During the trading on Wednesday, October 2, 2019, the financial markets will pay attention to the release of economic calendar data, which usually results in changes in price movements - the economic calendar is a key tool for the fundamental analysis of news to predict the performance of the markets. Therefore, care must be taken until the actual results of those data are announced to take the right trading decision. The economic news today are:
ADP survey to determine the change in US non-farm employment: In the United States, private companies hired 195 thousand workers in August, more than analysts' expectations of 149 thousand after the previous month's reading was revised to 142 thousand. The services sector added 184,000 jobs, driven by education and health; entertainment and hospitality. Trade, transport and utilities; professional and commercial services and financial activities. The information sector lost 6,000 jobs. The commodity sector hired 11,000 workers mainly in manufacturing and construction. In the natural resources and mining sector, employment declined by the year 2000.
The outlook for September 2019 is 140,000 new jobs.
US crude oil inventories: In the United States, crude oil inventories rose by 2.412 million barrels during the week ended September 20 after an increase of 1.058 million barrels in the previous period. Analysts had expected inventories to fall by 0.249 million barrels. Gasoline inventories rose 0.519 million barrels after an increase of 0.781 million barrels the previous week. Analysts had expected gasoline stocks to rise 0.296 million barrels.

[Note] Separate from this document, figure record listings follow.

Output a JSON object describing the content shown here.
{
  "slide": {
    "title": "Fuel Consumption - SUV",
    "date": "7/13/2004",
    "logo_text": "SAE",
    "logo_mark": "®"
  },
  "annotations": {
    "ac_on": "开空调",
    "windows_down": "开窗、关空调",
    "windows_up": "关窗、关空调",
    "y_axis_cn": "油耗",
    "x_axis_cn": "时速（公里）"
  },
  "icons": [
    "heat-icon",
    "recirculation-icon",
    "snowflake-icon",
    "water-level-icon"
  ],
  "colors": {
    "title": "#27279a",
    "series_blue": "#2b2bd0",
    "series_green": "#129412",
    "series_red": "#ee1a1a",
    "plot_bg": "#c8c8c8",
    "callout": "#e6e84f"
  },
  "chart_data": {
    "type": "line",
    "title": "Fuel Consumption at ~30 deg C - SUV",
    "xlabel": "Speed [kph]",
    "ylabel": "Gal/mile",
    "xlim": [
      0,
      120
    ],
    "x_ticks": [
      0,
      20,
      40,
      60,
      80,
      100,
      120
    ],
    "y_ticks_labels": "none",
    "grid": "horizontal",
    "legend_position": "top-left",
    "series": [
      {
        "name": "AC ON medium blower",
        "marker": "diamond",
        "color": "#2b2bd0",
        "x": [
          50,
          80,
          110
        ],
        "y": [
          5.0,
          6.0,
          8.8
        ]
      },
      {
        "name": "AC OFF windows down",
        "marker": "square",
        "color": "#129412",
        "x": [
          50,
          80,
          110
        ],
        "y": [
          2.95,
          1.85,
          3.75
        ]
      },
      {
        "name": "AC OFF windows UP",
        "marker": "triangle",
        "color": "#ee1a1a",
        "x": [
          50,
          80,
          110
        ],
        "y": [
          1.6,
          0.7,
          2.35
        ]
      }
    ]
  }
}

On the latest economic data: Japan's sales tax was approved to increase to 10% from 8% as of Tuesday, amid fears that these long-delayed measures could hinder the fragile growth path of the world's third largest economy. Adequate measures were taken to mitigate the effects of the rise after previous tax increases - an increase of two points to 5% in 1997 and another to 8% in 2014 - which led to the recession, officials said.
The Reserve Bank of Australia cut its key interest rates for the third time this year and noted further easing to support employment and income growth. The Reserve Bank of Australia's board of governors, governed by Philip Lowe on Tuesday, decided to cut interest rates by 25 basis points to a record low of 0.75 per cent. The outcome of the meeting was in line with expectations. The bank earlier cut interest rates in June and July. The rate cut in July was the first since mid-2012.

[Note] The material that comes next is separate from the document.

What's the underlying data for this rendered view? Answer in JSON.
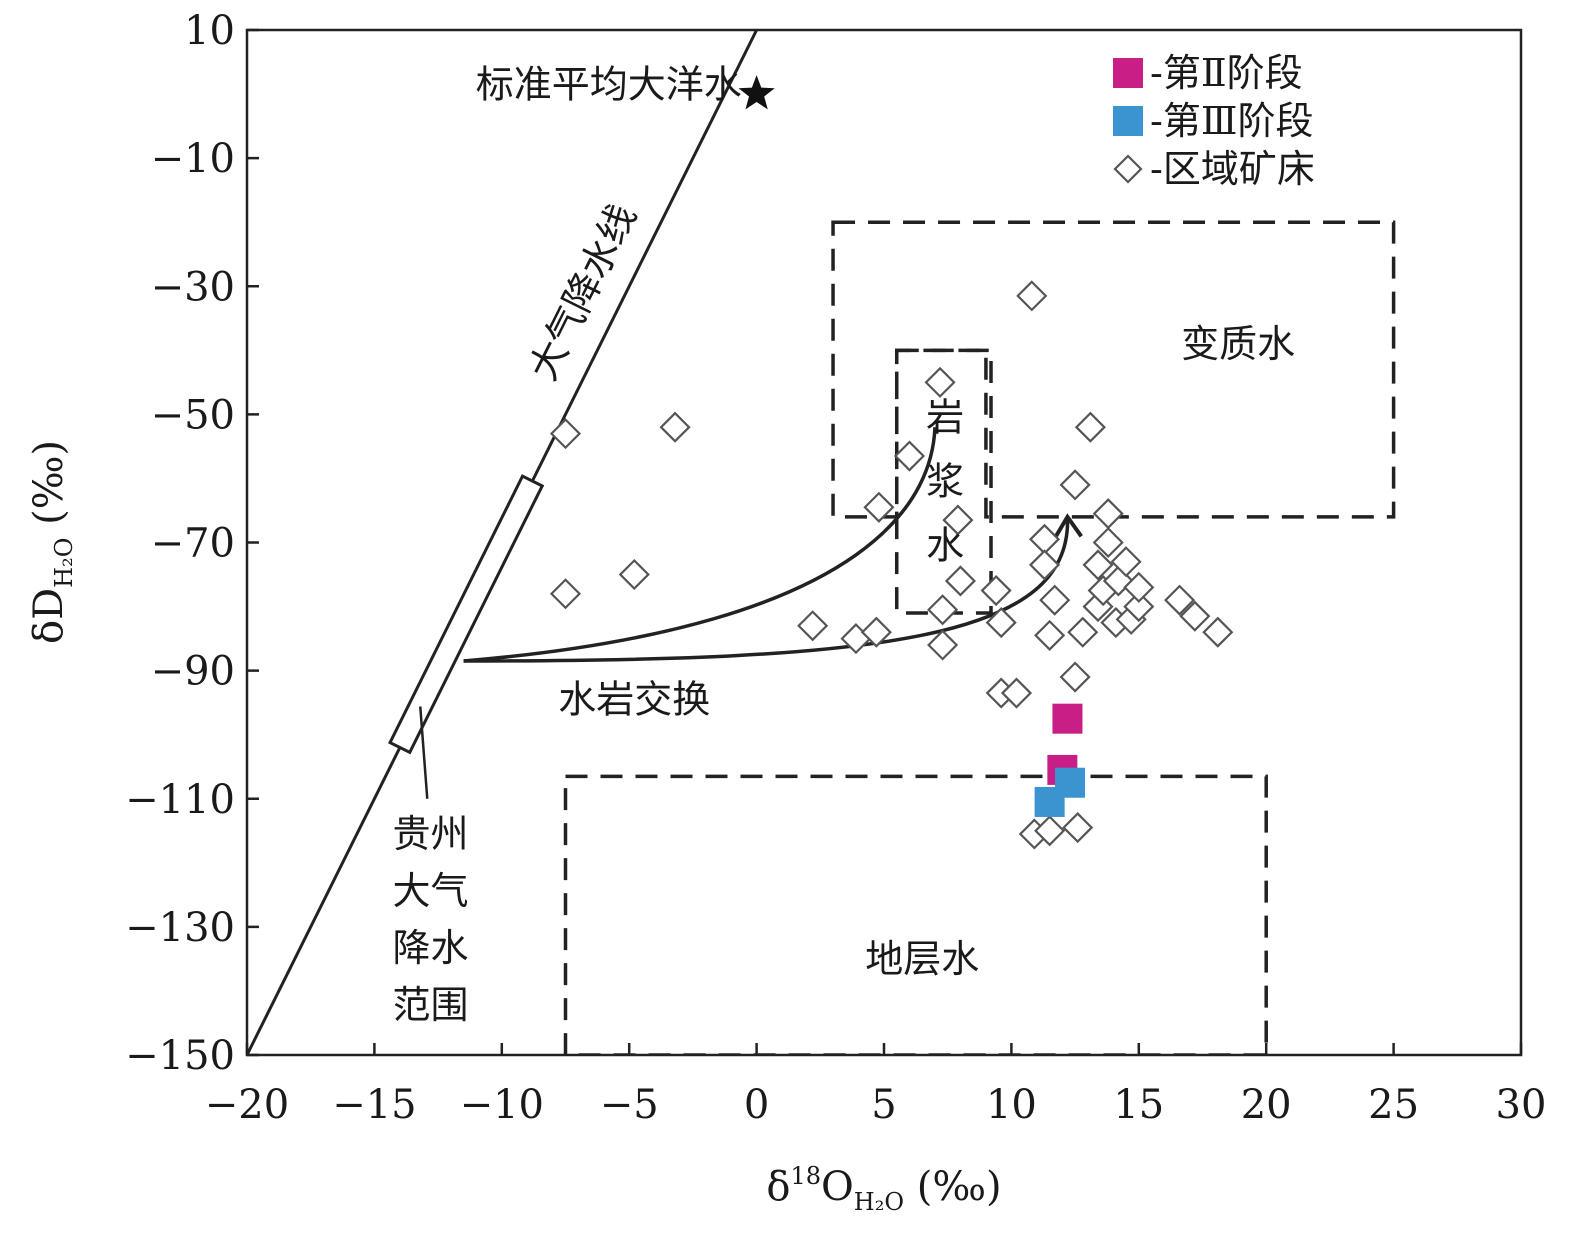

Inflation in the Eurozone eased in September and is still far from the ECB's target, which supports the recent ECB decisions, led by Mario Draghi, to pass the latest stimulus plans. The European statistics agency Eurostat announced on Tuesday that annual inflation fell to 0.9% in September from 1.0% in August.
Lower inflation is a strong signal of economic weakness and has been a concern for officials at the European Central Bank, which aims to have the inflation rate just below 2%. The central bank, which sets monetary policy for Euro countries, decided on September 12 to launch a package of measures aimed at increasing inflation and supporting weak growth. Those measures include cutting the key interest rate to - 0.5% from 0.4% and starting the purchase of 20 billion euros ($ 22 billion) per month of government and corporate bonds, a move that injects more money into the economy. It aims to make credit cheaper for businesses and stimulate economic activity as inflation increases.